En 2003, lors de mon premier voyage ‘officieux’ à Paris, une des choses qui m’avait frappé, c’est que toutes les boutiques de chaussures pour dames offraient des souliers aux bouts excessivement pointus.
En les voyant, je m’étais dit : « C’est tellement ridicule. Jamais les Montréalaises n’accepteront de porter des souliers pareils.»
Et l’été suivant, tous les magasins de la rue Sainte-Catherine n’offraient plus que cela.
Évidemment, deux ans plus tard, on ne voyait plus personne les porter. Et pour cause. Cela faisait tellement Paris 2003. Ou pire : Montréal 2004.
Déjà, deux ans à porter des souliers dans lesquels les orteils sont coincés dans un espace trop petit pour eux, et à acheter des pansements Scholls contre les ampoules au talon, ça suffit.

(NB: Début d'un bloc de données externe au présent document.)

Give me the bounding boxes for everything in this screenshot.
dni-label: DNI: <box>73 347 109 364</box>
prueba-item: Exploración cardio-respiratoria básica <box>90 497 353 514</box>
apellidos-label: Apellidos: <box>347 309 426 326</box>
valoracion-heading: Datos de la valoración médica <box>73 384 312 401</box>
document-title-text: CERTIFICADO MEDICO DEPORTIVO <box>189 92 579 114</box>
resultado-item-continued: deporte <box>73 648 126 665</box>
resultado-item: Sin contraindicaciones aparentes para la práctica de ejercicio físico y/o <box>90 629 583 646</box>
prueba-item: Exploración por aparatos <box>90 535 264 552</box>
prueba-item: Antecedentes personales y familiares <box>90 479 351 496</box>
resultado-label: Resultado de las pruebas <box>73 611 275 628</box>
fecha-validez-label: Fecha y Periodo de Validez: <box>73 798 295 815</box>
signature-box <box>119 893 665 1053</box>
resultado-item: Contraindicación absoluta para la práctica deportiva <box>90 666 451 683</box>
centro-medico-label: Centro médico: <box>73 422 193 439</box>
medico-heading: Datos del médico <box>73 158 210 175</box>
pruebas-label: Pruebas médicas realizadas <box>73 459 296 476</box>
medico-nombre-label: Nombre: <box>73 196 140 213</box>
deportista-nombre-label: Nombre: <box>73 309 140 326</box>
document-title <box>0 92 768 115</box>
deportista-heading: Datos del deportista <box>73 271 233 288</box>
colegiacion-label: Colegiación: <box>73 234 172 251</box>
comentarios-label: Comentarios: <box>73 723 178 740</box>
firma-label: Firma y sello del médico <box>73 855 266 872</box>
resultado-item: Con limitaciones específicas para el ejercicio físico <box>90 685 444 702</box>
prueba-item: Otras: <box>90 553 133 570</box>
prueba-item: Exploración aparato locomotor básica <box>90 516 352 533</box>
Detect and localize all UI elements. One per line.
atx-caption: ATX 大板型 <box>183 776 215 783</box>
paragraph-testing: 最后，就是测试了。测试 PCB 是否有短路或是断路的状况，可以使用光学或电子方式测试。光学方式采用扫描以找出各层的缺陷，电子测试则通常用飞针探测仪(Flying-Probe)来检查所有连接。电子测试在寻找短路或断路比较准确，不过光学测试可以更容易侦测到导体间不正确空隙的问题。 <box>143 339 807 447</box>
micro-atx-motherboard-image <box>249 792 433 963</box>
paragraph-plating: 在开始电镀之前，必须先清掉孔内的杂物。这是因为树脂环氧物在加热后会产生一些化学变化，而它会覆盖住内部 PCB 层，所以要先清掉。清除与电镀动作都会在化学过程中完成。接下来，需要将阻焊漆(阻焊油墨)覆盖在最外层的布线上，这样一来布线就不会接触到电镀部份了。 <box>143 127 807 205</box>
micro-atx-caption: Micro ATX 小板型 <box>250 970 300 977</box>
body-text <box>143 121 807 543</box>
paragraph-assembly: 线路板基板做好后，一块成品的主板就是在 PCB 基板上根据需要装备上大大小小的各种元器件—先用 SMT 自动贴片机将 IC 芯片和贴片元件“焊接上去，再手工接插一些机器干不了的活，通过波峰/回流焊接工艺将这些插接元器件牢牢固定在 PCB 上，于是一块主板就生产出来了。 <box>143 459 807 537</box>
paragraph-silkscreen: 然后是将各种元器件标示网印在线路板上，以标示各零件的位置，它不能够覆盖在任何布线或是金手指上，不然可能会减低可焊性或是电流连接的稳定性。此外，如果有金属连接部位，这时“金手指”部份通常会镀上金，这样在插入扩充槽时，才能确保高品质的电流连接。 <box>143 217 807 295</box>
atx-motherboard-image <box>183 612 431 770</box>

Voilà pourquoi, à mes oreilles, mode éphémère sonne comme comme un pléonasme.
Évidemment, j’entends parfois des gens parler d’un style qui a traversé le temps. La formule est jolie. Mais quand j’essaie de trouver un exemple de ‘mode qui a traversé le temps’, c’est étrange, rien ne me vient à l’esprit…
Pas mes beaux pantalons à pattes d’éléphant. Pas mes chemises psychédéliques de l’époque hippie. Pas même mes vestons à épaulettes disproportionnées des années 1980.
Portant, ils sont tous là, bien rangés, à attendre que la mode revienne…
Il y a quelques jours, je lisais un article qui visait, à juste titre, à nous conscientiser au sujet du gaspillage vestimentaire. Selon l’article — qui prenait les produits Shein comme un exemple de mode éphèmère — des millions de tonnes de vêtements sont jetés chaque année.
Malheureusement, l’article oubliait de nous préciser le pourcentage de ce gaspillage qui est causé par les boutiques Shein.
Que des boutiques chinoises permettent aux étudiants et aux travailleurs moins fortunés d’accéder à la mode sans se ruiner, cela me semble louable.
Imaginons qu’il soit préférable d’aller dans une boutique chic pour acheter un vêtement beaucoup plus original (mais un peu cher) conçu par un couturier italien et fabriqué par des mains expertes de Florence à partir d’un tissu fait pour durer.
Deux ou trois ans plus tard, lorsque la mode est passée, si on se demande ce qui nous a pris d’acheter une telle horreur, quelle est la différence ?
Un vêtement fait pour durer deux ans et qu’on jette à sa date d’expiration ou un vêtement fait pour durer des décennies mais qu’on a honte de porter deux ans plus tard, c’est la même chose du strict point de vue environnemental.
En somme, dans le pléonasme ‘mode éphémère’ ce n’est pas le qualificatif qui est le problème.
Le véritable problème, c’est notre souci inconscient de témoigner de notre appartenance à la société qui nous entoure en adoptant, notamment, ses codes vestimentaires. Même les plus éphémères.
Jean-Pierre souligne un fait majeur et catastrophique : la surproduction et la sur-consommation de vêtement.
J’ai gardé 30 ans mes chemises à longs collets des 1970s ! La calotte américaine qui nous protège si bien du soleil –et assez laide au demeurant– est indémodable.
Mais la mode est un irrépressible besoin humain. Pourquoi ?
Parce que de très nombreux humains veulent séduire et se faire remarquer. Sortir de l’anonymat et se faire apprécier est viscéral pour des millions de personnes.
Le plus emblématique était les deux Trudeau : le père portait fleur à la boutonnière, même inutilement. Le fils portait ces hideux souliers orangés qui pétaient sur le plancher…
La solution : le beau vêtement classique, toujours soigné et seyant. Porté en harmonie des couleurs : des bas au coiffe.
Se faire remarquer, sortir du rang par des vêtements durables et bien agencés. Classique quoi !
«Le propre de la mode est de se démoder.»
Jean Cocteau
«La mode se démode, le style, jamais.»